For the Conservation Centre, the engineers will be pioneering a new method of erection. This reverses the usual process by lowering the shell, rather than raising it. This will be done by slowly dismantling the scaffold table supporting the structure. By deciding which of the table’s scaffold members to strike, and working from the edge of the table towards the centre, the carpenters will be able to carefully control the transformation of gridmat into gridshell. Removal of the scaffolding will continue from both sides of the table until only a central spine of scaffolding remains, with the gridmat draped over it.

“The carpenters will then become sculptors,” says Johnson, as they gently push and pull the mat to mould it into its final shape, in the process transforming its square cells into the gridshell’s diamond structure. “This is the most nerve-racking part of the whole process,” he adds. “We have to ensure that the gridmat does not lock solid in the wrong position.” To reduce the likelihood of this, the carpenters have designed a clamp to hold the timber loosely in place at intersections. In all, more than 6000 clamps will be used.

The roof will be located by a series of datum marks on the workshop floor and on the gridshell itself, and will be held in position by fixings on the workshop floor’s edge. Simultaneously, parabolic glulam arches and heavy timber frames will be erected at the building’s east and west ends to form the entrance to the workshop and add lateral support to the roof.
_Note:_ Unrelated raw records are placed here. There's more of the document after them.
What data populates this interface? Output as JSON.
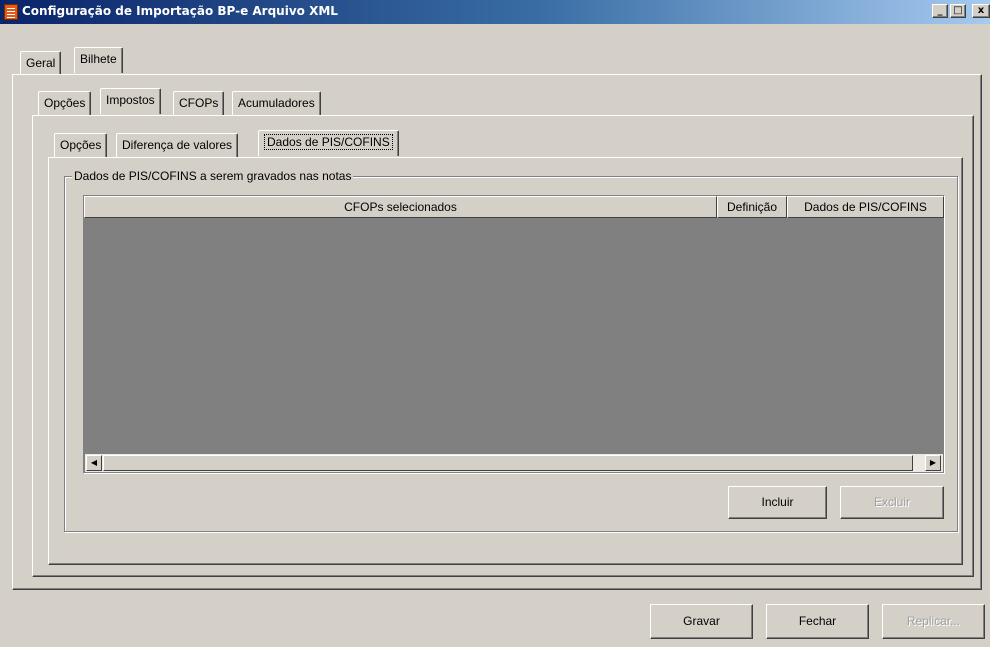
{
  "window": {
    "title": "Configuração de Importação BP-e Arquivo XML",
    "minimize_glyph": "_",
    "maximize_glyph": "□",
    "close_glyph": "x"
  },
  "tabs_level1": [
    {
      "label": "Geral",
      "active": false
    },
    {
      "label": "Bilhete",
      "active": true
    }
  ],
  "tabs_level2": [
    {
      "label": "Opções",
      "active": false
    },
    {
      "label": "Impostos",
      "active": true
    },
    {
      "label": "CFOPs",
      "active": false
    },
    {
      "label": "Acumuladores",
      "active": false
    }
  ],
  "tabs_level3": [
    {
      "label": "Opções",
      "active": false
    },
    {
      "label": "Diferença de valores",
      "active": false
    },
    {
      "label": "Dados de PIS/COFINS",
      "active": true
    }
  ],
  "group": {
    "label": "Dados de PIS/COFINS a serem gravados nas notas"
  },
  "grid": {
    "columns": [
      "CFOPs selecionados",
      "Definição",
      "Dados de PIS/COFINS"
    ],
    "rows": []
  },
  "buttons": {
    "incluir": "Incluir",
    "excluir": "Excluir",
    "gravar": "Gravar",
    "fechar": "Fechar",
    "replicar": "Replicar..."
  },
  "colors": {
    "title_start": "#0a246a",
    "title_end": "#a6caf0",
    "face": "#d4d0c8",
    "icon": "#e05a1a"
  }
}
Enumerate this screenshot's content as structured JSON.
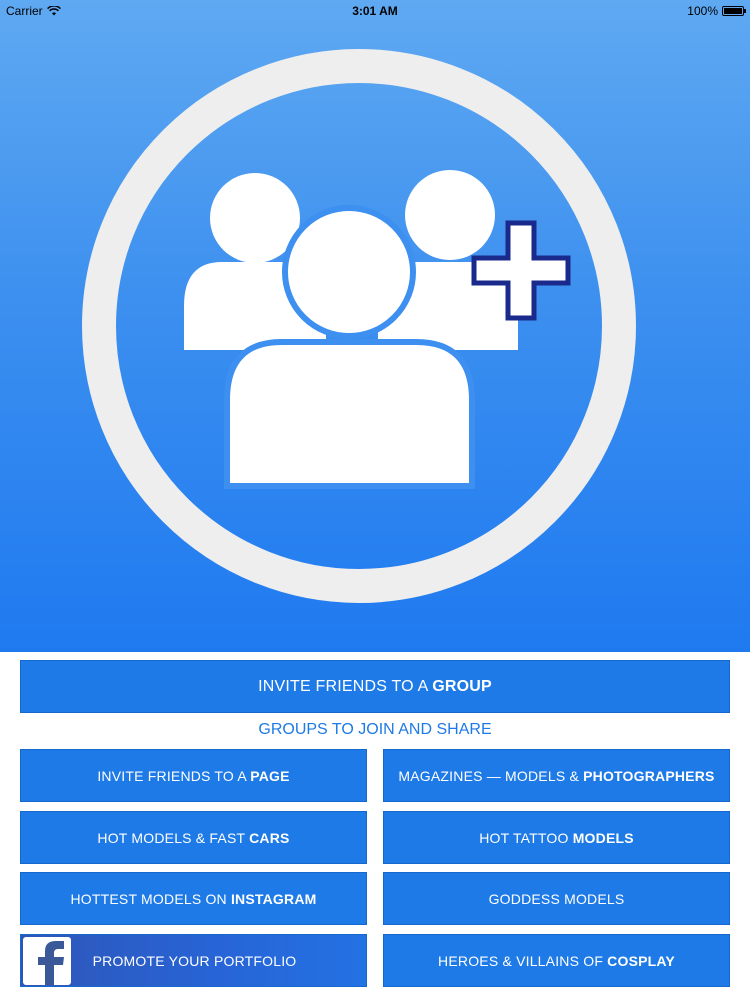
{
  "status_bar": {
    "carrier": "Carrier",
    "time": "3:01 AM",
    "battery_text": "100%",
    "battery_level": 1.0
  },
  "hero": {
    "icon": "group-add-icon",
    "colors": {
      "gradient_top": "#5fa9f2",
      "gradient_bottom": "#1f7af0",
      "ring": "#eeeeee",
      "plus_border": "#1a2a8c"
    }
  },
  "main_button": {
    "text": "INVITE FRIENDS TO A ",
    "bold": "GROUP"
  },
  "section_title": "GROUPS TO JOIN AND SHARE",
  "buttons": [
    {
      "text": "INVITE FRIENDS TO A ",
      "bold": "PAGE"
    },
    {
      "text": "MAGAZINES — MODELS & ",
      "bold": "PHOTOGRAPHERS"
    },
    {
      "text": "HOT MODELS & FAST ",
      "bold": "CARS"
    },
    {
      "text": "HOT TATTOO ",
      "bold": "MODELS"
    },
    {
      "text": "HOTTEST MODELS ON ",
      "bold": "INSTAGRAM"
    },
    {
      "text": "GODDESS MODELS",
      "bold": ""
    },
    {
      "text": "PROMOTE YOUR PORTFOLIO",
      "bold": "",
      "icon": "facebook-icon"
    },
    {
      "text": "HEROES & VILLAINS OF ",
      "bold": "COSPLAY"
    }
  ],
  "colors": {
    "button_bg": "#1e7ae6",
    "button_text": "#ffffff",
    "section_title": "#1e7ae6",
    "facebook_blue": "#3b5998"
  }
}
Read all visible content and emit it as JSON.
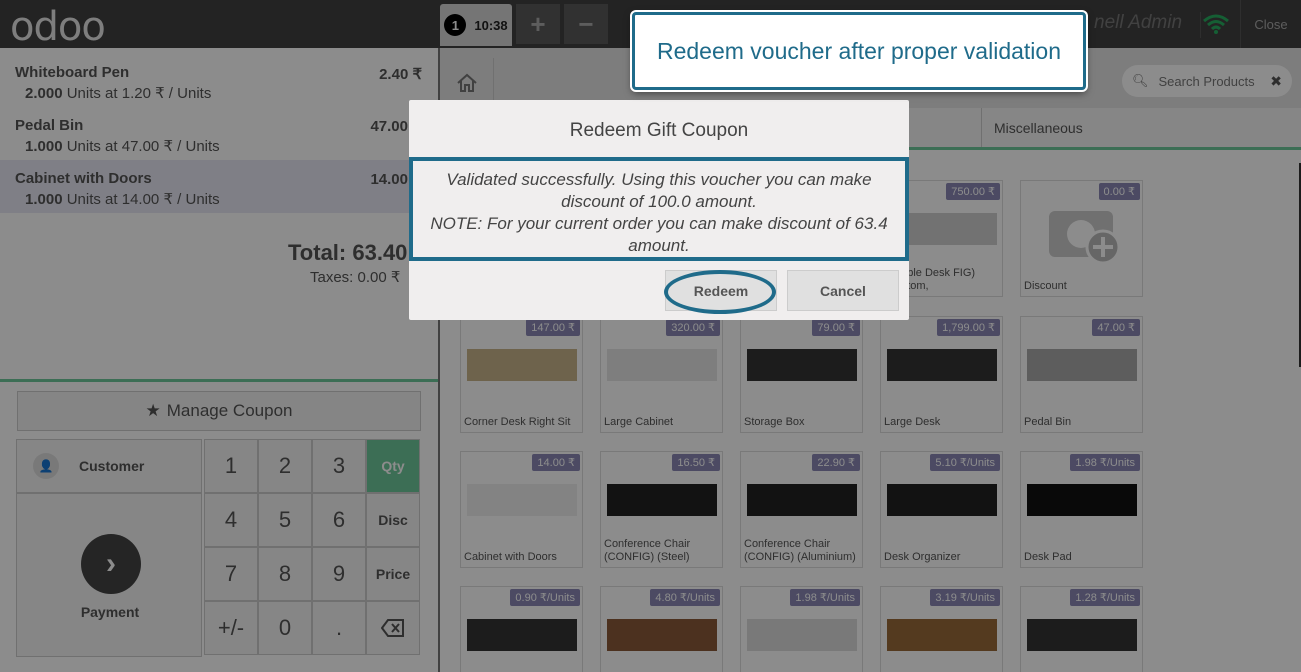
{
  "topbar": {
    "logo": "odoo",
    "order_number": "1",
    "order_time": "10:38",
    "add_label": "+",
    "remove_label": "−",
    "user": "nell Admin",
    "close_label": "Close"
  },
  "orderlines": [
    {
      "name": "Whiteboard Pen",
      "price": "2.40 ₹",
      "qty": "2.000",
      "info": "Units at 1.20 ₹ / Units",
      "selected": false
    },
    {
      "name": "Pedal Bin",
      "price": "47.00",
      "qty": "1.000",
      "info": "Units at 47.00 ₹ / Units",
      "selected": false
    },
    {
      "name": "Cabinet with Doors",
      "price": "14.00",
      "qty": "1.000",
      "info": "Units at 14.00 ₹ / Units",
      "selected": true
    }
  ],
  "summary": {
    "total": "Total: 63.40",
    "taxes": "Taxes: 0.00 ₹"
  },
  "manage_coupon": "Manage Coupon",
  "numpad": {
    "customer": "Customer",
    "payment": "Payment",
    "keys": [
      "1",
      "2",
      "3",
      "4",
      "5",
      "6",
      "7",
      "8",
      "9",
      "+/-",
      "0",
      "."
    ],
    "modes": [
      "Qty",
      "Disc",
      "Price"
    ]
  },
  "products_header": {
    "search_placeholder": "Search Products",
    "category": "Miscellaneous"
  },
  "products": [
    {
      "name": "mizable Desk\nFIG) (Custom,",
      "price": "750.00 ₹"
    },
    {
      "name": "Discount",
      "price": "0.00 ₹"
    },
    {
      "name": "Corner Desk Right Sit",
      "price": "147.00 ₹"
    },
    {
      "name": "Large Cabinet",
      "price": "320.00 ₹"
    },
    {
      "name": "Storage Box",
      "price": "79.00 ₹"
    },
    {
      "name": "Large Desk",
      "price": "1,799.00 ₹"
    },
    {
      "name": "Pedal Bin",
      "price": "47.00 ₹"
    },
    {
      "name": "Cabinet with Doors",
      "price": "14.00 ₹"
    },
    {
      "name": "Conference Chair (CONFIG) (Steel)",
      "price": "16.50 ₹"
    },
    {
      "name": "Conference Chair (CONFIG) (Aluminium)",
      "price": "22.90 ₹"
    },
    {
      "name": "Desk Organizer",
      "price": "5.10 ₹/Units"
    },
    {
      "name": "Desk Pad",
      "price": "1.98 ₹/Units"
    },
    {
      "name": "",
      "price": "0.90 ₹/Units"
    },
    {
      "name": "",
      "price": "4.80 ₹/Units"
    },
    {
      "name": "",
      "price": "1.98 ₹/Units"
    },
    {
      "name": "",
      "price": "3.19 ₹/Units"
    },
    {
      "name": "",
      "price": "1.28 ₹/Units"
    }
  ],
  "modal": {
    "title": "Redeem Gift Coupon",
    "line1": "Validated successfully. Using this voucher you can make discount of 100.0 amount.",
    "line2": "NOTE: For your current order you can make discount of 63.4 amount.",
    "redeem_label": "Redeem",
    "cancel_label": "Cancel"
  },
  "callout": "Redeem voucher after proper validation",
  "colors": {
    "accent": "#6ec89b",
    "annotation": "#1f6b8a",
    "badge": "#8a88b5"
  }
}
At this stage in its construction, the roof will have some of the strength characteristics of a true gridshell, but not all. “The carpenters will then become acrobats,” says Johnson. “By clambering over the shell and using it as a scaffold, they will install a third layer of oak laths running horizontally along the length of the shell to triangulate the structure and give it its stiffness. Only when these ribs are in place and bolted down will the shell be set.”

The triangulation laths will also support the gridshell’s cladding of loose hanging wooden shingles. This will consist of three tiers of western red cedar topped by a strip of polycarbonate clerestory windows. Along the apex of the roof, tracing its undulating profile, is a ribbon of flat roof. This will be used as a safe surface for maintenance personnel to carry out repairs to the roof as well as providing a platform from which to clean the row of windows lining its flanks.

When the centre opens to the public in August, the museum will have another exhibit to add to its collection. But rather than a testament to the architecture and fabrication techniques of times long gone, this building will be a tribute to the pioneering spirit of early 21st-century construction.